Sur cette végétation de musique, se sont posées une quantité bien plus grande de chansons, car souvent elles se sont abattues à quatre ou cinq sur un seul air, comme des oiseaux sur une branche. Elles se sont ainsi multipliées à l'infini[90]. Le pays entier en est sonore. Tout le monde y chante. Le principal Shairp, qui a laissé lui-même quelques douces mélodies et surtout a écouté les mélodies de sa contrée avec un coeur attendri, a heureusement décrit cette universalité de chansons. «Jusqu'à une époque très récente, l'air entier de l'Écosse, parmi le peuple des campagnes, était parfumé de chansons. Vous entendiez la laitière chanter une vieille chanson, en trayant les vaches dans le pré ou dans l'étable; la ménagère vaquait à son travail ou filait à son rouet, avec un _lilt_ sur les lèvres. Vous pouviez entendre, dans une glen des Hautes-Terres, quelques moissonneuses solitaires chanter, comme celle que Wordsworth a immortalisée. Dans les champs des Basses-Terres, à la moisson, tantôt l'un, tantôt l'autre des faucheurs prenait une mélodie vieille comme le monde, et toute la bande éclatait en un chorus bien connu. Le laboureur en hiver, en retournant le gazon vert, faisait passer le temps en bourdonnant ou en sifflant un air; même le tisserand, quand il poussait la navette entre les fils, adoucissait par une chanson le dur bruit. Jadis, la chanson était le grand amusement des paysans, lorsque par les soirs d'hiver, ils se réunissaient pour les veillées du hameau, au foyer les uns des autres. Tel a été l'usage de l'Écosse pendant des siècles.[91]»

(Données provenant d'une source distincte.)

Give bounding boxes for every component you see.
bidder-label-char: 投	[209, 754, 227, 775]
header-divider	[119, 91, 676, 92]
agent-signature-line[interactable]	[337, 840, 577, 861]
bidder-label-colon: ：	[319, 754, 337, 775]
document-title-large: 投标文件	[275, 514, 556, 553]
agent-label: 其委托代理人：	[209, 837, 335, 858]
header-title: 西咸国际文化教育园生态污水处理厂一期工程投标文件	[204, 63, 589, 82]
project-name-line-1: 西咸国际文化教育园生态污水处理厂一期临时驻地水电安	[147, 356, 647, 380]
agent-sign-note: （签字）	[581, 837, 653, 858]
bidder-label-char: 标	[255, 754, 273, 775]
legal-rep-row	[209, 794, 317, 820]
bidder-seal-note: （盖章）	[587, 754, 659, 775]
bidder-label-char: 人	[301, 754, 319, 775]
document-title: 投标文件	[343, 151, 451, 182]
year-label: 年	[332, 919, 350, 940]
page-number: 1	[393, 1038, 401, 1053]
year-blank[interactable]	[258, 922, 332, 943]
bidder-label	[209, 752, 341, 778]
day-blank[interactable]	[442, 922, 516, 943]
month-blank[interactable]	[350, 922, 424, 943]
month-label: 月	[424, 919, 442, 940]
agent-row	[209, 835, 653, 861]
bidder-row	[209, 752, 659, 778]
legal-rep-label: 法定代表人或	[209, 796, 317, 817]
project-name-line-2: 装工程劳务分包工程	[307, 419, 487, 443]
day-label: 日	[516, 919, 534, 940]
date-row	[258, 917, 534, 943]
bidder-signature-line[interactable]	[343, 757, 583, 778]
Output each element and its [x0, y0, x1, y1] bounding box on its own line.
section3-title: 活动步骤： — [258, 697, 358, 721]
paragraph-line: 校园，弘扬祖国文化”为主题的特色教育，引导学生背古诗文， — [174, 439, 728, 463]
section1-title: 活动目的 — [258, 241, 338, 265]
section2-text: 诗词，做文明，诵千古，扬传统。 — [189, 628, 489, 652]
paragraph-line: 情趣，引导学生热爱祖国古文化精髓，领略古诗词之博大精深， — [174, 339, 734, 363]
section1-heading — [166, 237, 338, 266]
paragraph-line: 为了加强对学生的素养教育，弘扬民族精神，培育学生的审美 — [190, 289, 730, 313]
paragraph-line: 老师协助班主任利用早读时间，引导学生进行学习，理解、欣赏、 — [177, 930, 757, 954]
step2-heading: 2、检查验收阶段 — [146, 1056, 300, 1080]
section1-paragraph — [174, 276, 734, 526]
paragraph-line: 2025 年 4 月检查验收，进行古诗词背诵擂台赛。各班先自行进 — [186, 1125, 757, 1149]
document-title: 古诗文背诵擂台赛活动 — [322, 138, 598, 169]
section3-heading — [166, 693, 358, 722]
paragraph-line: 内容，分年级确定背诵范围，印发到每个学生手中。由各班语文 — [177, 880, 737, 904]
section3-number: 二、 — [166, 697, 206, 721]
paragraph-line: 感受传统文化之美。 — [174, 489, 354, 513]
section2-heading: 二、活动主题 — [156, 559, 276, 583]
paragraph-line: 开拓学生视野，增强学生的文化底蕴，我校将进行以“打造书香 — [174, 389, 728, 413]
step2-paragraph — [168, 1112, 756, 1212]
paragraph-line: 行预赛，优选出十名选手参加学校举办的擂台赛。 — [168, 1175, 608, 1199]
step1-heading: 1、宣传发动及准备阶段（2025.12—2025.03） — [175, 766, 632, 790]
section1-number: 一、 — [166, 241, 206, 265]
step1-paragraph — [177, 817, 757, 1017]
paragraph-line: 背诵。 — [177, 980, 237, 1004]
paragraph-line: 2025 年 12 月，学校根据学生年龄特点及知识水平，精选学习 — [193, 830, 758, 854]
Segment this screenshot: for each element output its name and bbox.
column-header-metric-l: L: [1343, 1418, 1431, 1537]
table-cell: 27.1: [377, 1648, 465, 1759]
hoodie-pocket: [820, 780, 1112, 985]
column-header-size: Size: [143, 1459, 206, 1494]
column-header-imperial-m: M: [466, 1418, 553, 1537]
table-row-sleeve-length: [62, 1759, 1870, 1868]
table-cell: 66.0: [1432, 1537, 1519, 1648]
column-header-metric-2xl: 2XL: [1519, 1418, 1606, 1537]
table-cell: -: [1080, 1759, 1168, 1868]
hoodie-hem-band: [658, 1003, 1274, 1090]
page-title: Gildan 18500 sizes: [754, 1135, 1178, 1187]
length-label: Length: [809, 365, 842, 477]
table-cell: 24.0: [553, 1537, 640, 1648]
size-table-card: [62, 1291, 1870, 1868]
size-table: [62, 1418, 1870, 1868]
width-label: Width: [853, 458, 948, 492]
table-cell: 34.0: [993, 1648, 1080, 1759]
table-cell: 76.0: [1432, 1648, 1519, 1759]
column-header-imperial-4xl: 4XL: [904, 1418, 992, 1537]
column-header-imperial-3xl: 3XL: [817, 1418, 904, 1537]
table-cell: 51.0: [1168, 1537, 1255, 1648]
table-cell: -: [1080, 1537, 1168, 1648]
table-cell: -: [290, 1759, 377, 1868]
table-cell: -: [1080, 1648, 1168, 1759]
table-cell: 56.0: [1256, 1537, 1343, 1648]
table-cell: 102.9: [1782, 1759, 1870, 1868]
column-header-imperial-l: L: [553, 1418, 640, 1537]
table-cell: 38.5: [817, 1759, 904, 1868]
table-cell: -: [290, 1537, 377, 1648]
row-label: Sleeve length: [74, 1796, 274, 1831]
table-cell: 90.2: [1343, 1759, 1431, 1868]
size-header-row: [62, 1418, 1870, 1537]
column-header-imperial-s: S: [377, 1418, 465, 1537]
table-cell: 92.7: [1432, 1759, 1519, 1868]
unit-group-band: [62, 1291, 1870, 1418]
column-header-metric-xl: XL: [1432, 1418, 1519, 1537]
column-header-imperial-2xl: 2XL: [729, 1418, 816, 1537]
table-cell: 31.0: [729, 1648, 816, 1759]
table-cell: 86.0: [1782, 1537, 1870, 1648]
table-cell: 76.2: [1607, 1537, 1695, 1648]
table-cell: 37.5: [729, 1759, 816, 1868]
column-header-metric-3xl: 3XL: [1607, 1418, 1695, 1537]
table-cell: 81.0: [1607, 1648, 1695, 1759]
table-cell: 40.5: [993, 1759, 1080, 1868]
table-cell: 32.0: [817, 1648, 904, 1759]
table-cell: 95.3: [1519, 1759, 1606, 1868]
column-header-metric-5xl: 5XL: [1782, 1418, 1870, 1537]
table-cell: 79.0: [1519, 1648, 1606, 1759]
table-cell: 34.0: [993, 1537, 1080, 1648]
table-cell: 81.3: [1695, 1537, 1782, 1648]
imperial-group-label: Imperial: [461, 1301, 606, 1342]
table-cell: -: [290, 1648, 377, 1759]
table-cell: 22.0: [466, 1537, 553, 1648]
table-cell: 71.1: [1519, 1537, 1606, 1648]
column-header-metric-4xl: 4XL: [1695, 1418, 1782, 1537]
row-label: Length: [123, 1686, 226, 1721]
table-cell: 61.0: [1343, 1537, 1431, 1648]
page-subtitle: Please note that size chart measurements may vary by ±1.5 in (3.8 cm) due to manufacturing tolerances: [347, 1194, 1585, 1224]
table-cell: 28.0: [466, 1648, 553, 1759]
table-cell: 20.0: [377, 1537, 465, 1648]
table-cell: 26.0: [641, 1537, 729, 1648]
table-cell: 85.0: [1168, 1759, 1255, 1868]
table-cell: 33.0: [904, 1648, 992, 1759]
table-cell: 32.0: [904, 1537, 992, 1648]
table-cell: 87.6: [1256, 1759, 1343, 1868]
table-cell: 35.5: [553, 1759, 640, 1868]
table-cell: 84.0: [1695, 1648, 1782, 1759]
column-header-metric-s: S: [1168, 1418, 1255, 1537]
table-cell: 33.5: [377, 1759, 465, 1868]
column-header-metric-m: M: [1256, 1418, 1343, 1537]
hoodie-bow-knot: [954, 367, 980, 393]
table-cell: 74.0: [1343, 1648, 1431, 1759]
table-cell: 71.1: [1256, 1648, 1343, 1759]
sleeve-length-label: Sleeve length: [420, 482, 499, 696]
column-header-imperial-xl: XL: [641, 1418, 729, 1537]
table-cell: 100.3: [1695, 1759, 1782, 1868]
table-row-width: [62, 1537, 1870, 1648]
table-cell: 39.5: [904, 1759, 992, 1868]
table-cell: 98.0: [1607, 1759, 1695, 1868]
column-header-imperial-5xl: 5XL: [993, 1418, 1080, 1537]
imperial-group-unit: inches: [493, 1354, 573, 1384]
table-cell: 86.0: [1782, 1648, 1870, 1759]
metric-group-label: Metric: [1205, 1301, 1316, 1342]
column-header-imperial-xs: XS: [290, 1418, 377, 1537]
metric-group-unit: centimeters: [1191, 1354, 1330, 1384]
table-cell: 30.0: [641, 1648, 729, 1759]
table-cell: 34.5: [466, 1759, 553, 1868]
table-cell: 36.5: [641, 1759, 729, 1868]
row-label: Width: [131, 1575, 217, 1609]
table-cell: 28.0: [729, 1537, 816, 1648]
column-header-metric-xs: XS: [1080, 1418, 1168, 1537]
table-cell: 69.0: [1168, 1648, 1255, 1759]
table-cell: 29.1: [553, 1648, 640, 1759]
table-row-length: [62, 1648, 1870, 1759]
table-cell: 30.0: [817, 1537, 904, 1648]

[Footnote 90: J. Clark Murray. _The Ballads and Songs of Scotland_, p. 191.]

[Footnote 91: Shairp _Aspects of Poetry_, chap. VII, p. 199.]

Ce n'est là qu'un résumé élégant et un peu académique de ce bruissement de chansons par tout le pays. Veut-on un exemple particulier, et autrement pénétrant, de ce que pouvaient être, même en des temps proches de nous, l'influence et les bienfaits de la chanson en Écosse? C'est un passage emprunté à un livre navrant, les souvenirs de William Thom d'Inverarie, un pauvre tisserand, qui fut lui-même un poète, et qui mourut de misère, en 1850, après une vie affreuse de labeur et de famine, dont le récit mouille les yeux. Il parle de chansons populaires, de celles de Burns, du berger d'Ettrick, c'est-à-dire de James Hogg, alors dans tout l'éclat de sa production, et de Tannahill, qui avait été tisserand. Il les montre voltigeant au-dessus des métiers. Il y a dans ces lignes un tableau de misère et un hommage de gratitude qui sont d'une grande éloquence. C'est une page qu'on peut lire avec soin, car elle en apprend beaucoup sur la vie morale des plus pauvres classes en Écosse. «Comme elles résonnaient, s'écrie-t-il, au-dessus du fracas d'un millier de métiers! Laissez-moi proclamer ce que nous devons à ces esprits de la chanson, quand ils semblaient aller de métier en métier, soutenant les découragés. Quand la poitrine est remplie de tout autre chose que d'espérance et de bonheur, que le refrain salubre et vigoureux éclate: _Un homme est un homme malgré tout_, et le tisserand surmené reprend coeur... Qui osera mesurer l'influence de ces chansons? Pour nous, elles servaient de sermons. Si l'un de nous avait été assez hardi pour entrer dans une église, il en eût été expulsé par décence. Ses vêtements misérables et curieusement rapiécés auraient disputé l'attention des auditeurs à l'éloquence ordinaire de l'époque. Les cloches de l'église ne sonnaient pas pour nous. Les poètes en vérité étaient nos prêtres; sans eux, les derniers débris de notre existence morale auraient disparu. La chanson était la goutte de rosée qui s'assemblait pendant les longues nuits découragées, et qui était fidèle à briller aux premiers rayons du soleil. Vous auriez pu voir le _Vieux Robin Gray_ faire venir des larmes à des yeux qui pouvaient rester secs dans le froid et la faim, dans la fatigue et la souffrance».[92]

[Footnote 92: _Rhymes and Recollections of a Hand-loom Weaver_, by William Thom, page 8.]